Cultural scene detection using reverse Louvain optimization

• Formalized an ontology for graphing socio-cultural “scenes” in Meetup data.
• Created a k-partite, directed “scene graph” of all data (people, place, topic).
• Applied Louvain optimization recursively “in reverse” to partition the graph.
• Compared with overlap analysis of three weighted, undirected graphs.
• “Reverse Louvain” offered same precision, better recall of scene data.
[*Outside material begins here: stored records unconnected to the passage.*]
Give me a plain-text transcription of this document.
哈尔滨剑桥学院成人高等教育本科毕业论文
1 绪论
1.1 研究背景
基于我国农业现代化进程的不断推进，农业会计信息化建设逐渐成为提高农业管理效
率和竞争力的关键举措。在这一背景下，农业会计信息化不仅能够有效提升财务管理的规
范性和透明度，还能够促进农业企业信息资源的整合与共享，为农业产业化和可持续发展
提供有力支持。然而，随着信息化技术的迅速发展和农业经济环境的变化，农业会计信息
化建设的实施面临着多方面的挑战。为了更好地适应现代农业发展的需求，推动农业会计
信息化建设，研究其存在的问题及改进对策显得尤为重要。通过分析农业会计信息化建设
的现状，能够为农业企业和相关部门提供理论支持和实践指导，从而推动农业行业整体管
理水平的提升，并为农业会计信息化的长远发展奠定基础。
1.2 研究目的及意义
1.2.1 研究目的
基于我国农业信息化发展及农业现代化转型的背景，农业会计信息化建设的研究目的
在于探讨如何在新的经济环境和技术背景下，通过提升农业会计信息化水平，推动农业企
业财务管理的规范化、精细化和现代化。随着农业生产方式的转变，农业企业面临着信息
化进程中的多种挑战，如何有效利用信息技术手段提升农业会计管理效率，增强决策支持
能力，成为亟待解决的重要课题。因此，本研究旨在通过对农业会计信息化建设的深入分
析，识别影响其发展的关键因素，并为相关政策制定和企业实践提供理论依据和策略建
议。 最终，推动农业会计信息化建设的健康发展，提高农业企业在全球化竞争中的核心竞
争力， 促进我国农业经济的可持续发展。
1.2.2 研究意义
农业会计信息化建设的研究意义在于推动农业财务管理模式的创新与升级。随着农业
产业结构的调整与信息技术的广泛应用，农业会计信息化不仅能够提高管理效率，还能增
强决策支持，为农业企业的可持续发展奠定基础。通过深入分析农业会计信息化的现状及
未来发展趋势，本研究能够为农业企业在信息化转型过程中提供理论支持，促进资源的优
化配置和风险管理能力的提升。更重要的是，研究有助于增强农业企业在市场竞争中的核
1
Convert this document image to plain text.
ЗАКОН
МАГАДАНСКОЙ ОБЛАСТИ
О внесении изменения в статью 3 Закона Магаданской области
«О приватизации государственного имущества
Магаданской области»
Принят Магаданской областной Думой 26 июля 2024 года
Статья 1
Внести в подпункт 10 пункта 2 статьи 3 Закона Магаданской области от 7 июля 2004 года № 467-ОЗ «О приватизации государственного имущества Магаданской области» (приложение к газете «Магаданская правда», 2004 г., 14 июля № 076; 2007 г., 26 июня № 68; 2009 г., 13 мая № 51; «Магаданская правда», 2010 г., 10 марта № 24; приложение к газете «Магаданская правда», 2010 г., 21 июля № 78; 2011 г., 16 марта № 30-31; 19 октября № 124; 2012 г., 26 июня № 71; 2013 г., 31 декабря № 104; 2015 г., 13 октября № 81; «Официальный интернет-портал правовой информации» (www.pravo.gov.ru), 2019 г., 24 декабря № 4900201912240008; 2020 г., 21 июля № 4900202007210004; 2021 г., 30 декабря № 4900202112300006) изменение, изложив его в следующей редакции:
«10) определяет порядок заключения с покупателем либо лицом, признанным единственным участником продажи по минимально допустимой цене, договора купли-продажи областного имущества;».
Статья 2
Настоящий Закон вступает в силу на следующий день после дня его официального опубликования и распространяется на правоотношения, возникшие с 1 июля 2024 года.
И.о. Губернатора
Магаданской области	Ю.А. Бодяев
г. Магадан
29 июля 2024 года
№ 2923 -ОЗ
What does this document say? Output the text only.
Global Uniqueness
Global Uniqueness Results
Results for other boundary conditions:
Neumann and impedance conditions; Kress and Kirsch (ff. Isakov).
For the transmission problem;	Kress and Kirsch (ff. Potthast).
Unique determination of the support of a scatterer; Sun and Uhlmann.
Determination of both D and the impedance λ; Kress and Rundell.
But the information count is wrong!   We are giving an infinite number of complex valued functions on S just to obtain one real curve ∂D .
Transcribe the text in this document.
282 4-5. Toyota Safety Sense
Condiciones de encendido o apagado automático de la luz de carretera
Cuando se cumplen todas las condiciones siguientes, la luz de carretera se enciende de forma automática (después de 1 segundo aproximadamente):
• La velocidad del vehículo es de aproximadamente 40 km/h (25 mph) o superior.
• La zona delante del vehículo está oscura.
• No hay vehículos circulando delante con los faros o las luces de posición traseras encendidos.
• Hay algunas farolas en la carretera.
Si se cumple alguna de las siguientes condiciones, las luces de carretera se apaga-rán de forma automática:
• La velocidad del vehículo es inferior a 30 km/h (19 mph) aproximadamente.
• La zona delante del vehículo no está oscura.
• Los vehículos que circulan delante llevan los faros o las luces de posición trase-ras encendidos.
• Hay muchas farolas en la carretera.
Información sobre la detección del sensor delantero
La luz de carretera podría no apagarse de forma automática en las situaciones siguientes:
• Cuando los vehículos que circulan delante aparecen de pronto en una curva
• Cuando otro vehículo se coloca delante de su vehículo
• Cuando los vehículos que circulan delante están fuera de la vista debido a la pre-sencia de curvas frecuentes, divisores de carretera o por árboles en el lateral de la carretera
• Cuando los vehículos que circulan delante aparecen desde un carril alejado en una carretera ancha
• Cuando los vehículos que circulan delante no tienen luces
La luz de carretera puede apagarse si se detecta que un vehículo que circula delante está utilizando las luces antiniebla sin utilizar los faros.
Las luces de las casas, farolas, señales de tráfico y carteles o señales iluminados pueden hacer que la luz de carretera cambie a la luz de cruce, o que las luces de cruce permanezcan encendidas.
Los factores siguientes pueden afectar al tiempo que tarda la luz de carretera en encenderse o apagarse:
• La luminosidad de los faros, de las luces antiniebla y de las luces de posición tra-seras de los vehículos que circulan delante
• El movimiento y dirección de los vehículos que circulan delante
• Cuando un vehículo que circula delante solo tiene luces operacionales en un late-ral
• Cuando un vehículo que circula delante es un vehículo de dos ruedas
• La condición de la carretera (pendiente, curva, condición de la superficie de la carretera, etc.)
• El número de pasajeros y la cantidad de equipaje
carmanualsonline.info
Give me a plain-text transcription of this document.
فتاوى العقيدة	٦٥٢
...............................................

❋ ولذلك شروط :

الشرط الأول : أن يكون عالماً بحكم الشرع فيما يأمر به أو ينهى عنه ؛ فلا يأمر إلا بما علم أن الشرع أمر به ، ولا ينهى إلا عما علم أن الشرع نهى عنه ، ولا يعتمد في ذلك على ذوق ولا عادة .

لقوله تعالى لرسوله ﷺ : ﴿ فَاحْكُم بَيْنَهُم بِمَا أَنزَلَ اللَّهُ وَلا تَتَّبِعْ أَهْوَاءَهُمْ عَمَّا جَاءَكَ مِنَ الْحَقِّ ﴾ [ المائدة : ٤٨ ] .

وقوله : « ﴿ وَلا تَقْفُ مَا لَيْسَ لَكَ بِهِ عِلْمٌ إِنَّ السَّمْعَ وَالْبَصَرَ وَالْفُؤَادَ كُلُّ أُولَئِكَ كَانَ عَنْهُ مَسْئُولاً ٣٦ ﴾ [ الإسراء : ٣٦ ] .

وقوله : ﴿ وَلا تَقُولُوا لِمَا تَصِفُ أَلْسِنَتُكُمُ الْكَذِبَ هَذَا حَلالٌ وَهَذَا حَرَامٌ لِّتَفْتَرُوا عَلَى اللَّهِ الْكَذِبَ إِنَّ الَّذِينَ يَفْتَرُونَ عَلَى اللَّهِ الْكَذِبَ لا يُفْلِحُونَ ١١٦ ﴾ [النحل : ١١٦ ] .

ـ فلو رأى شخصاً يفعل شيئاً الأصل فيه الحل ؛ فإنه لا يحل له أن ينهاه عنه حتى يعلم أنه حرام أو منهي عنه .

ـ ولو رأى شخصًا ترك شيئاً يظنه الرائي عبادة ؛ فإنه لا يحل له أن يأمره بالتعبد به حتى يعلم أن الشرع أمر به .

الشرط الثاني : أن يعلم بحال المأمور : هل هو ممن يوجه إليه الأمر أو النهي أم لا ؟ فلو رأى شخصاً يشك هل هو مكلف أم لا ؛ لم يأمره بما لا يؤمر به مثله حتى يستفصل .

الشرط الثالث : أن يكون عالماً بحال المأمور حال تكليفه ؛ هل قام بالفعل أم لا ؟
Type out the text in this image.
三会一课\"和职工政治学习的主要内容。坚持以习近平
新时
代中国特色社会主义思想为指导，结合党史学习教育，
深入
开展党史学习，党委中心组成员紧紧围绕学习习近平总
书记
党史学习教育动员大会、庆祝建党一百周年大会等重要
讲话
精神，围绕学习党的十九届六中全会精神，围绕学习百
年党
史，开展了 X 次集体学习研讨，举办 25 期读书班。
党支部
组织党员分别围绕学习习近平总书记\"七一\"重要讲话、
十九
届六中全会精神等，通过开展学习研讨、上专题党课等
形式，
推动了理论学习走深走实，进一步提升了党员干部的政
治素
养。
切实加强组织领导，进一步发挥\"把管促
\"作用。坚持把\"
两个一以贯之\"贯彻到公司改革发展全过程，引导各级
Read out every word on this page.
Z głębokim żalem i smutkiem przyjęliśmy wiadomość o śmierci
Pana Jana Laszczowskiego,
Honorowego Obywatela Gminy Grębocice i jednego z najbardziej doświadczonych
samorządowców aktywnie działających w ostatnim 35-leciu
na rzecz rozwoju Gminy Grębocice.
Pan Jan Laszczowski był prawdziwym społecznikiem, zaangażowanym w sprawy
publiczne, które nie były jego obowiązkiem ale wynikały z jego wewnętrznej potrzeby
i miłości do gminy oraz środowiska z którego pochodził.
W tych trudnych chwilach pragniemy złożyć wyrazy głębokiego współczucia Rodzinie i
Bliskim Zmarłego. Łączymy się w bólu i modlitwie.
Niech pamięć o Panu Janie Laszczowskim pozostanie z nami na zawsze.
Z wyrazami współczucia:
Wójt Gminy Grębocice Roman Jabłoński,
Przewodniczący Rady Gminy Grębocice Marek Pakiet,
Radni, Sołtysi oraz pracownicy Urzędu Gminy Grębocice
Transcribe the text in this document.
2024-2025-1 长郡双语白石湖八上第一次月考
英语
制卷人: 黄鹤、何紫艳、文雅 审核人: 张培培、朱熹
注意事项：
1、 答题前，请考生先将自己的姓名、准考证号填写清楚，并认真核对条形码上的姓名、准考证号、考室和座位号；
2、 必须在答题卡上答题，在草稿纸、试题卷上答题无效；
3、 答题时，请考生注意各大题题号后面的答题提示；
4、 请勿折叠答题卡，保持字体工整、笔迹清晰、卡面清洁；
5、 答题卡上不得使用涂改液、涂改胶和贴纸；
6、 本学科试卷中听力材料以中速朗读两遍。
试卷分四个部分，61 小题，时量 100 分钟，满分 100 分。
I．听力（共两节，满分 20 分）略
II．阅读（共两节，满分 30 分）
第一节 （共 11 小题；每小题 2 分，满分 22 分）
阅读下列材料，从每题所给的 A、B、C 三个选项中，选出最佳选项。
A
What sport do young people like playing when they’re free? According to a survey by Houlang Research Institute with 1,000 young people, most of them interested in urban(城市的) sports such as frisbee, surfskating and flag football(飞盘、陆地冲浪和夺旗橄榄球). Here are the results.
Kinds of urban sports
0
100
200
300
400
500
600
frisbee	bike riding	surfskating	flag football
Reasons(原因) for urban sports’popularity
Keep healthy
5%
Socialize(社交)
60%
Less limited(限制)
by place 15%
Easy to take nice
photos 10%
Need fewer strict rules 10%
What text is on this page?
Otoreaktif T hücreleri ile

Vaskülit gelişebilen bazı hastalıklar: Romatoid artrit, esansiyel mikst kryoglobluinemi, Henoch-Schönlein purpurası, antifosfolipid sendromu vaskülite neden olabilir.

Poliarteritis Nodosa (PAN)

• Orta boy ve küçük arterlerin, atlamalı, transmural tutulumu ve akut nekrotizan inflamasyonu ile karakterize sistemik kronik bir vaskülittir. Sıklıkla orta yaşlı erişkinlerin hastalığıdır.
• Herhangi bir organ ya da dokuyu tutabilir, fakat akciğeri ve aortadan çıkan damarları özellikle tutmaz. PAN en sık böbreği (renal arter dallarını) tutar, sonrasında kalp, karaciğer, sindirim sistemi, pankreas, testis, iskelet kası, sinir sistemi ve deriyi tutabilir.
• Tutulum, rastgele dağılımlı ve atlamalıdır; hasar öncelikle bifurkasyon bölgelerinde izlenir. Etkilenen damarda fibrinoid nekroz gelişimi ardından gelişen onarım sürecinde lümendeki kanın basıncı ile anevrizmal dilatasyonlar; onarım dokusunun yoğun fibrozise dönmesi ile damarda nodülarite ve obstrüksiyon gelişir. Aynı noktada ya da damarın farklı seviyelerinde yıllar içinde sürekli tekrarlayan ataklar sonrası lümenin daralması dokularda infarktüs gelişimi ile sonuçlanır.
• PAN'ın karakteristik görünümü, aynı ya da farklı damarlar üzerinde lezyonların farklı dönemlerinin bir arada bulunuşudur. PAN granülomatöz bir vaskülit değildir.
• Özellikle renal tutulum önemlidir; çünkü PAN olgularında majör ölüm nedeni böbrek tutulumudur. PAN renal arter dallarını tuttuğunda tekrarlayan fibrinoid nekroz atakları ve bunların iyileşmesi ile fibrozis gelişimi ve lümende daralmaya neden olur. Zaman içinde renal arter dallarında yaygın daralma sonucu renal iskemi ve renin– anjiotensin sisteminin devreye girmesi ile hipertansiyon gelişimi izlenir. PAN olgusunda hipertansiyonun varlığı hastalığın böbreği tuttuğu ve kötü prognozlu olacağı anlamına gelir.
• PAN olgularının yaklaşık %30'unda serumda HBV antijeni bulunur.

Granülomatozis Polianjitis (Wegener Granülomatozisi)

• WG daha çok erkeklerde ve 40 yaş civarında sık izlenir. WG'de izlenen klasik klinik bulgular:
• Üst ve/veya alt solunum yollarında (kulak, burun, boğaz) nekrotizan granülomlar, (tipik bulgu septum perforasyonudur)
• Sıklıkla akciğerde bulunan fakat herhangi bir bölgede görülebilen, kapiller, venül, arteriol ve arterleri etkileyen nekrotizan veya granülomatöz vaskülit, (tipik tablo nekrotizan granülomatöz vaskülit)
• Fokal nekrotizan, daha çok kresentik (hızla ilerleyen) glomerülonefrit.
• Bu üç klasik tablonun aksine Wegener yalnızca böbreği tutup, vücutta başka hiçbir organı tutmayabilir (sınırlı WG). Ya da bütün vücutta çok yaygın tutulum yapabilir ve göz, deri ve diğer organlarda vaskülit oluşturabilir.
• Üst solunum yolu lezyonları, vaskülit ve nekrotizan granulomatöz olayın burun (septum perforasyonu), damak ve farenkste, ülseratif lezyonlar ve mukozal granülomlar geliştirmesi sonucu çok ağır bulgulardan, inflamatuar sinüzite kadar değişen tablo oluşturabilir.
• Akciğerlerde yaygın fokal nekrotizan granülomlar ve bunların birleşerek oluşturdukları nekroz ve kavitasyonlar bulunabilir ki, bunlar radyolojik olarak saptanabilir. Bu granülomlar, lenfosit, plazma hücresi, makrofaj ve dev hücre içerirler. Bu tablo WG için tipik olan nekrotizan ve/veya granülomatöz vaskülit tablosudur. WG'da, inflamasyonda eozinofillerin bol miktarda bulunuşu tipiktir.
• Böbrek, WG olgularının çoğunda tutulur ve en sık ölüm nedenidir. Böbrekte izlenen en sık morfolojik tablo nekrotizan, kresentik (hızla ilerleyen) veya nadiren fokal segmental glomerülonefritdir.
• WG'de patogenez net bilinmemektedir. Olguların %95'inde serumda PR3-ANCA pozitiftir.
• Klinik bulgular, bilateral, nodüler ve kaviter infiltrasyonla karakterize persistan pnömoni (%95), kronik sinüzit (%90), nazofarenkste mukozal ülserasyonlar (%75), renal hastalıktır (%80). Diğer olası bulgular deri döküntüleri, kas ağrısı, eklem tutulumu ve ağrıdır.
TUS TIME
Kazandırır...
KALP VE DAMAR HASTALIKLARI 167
This paper proposes a novel approach for discovering cultural scenes in social network data. “Cultural scenes” are aggregations of people with overlapping interests, whose loosely interacting activities from virtuous cycles amplify cultural output (e.g., New York art scene, Silicon Valley startup scene, Seattle indie music scene). They are defined by time, place, topics, people and values. The positive socioeconomic impact of scenes draws public and private sector support to them. They could also become the focus for new digital services that fit their dynamics; but their loose, multidimensional nature makes it hard to determine their boundaries and community structure using standard social network analysis procedures. In this paper, we: (1) propose an ontology for representing cultural scenes, (2) map a dataset to the ontology, and (3) compare two methods for detecting scenes in the dataset. The first method takes a hard clustering approach. We derive three weighted, undirected graphs from three similarity analyses; linking people by topics, topics by people, and places by people. We partition each graph using Louvain optimization, overlap them, and let their inner joint represent core scene elements. The second method introduces a novel soft clustering approach. We create a “scene graph”: a single, unweighted, directed graph including all three node classes (people, places, topics). We devise a new way to apply Louvain optimization to such a graph, and use filtering and fan-in/out analysis to identify the core. Both methods detect core clusters with precision, but Method One misses some peripherals. Method Two evinces better recall, advancing our knowledge about how to represent and analyze scenes. We use Louvain optimization recursively to successfully find small clusters.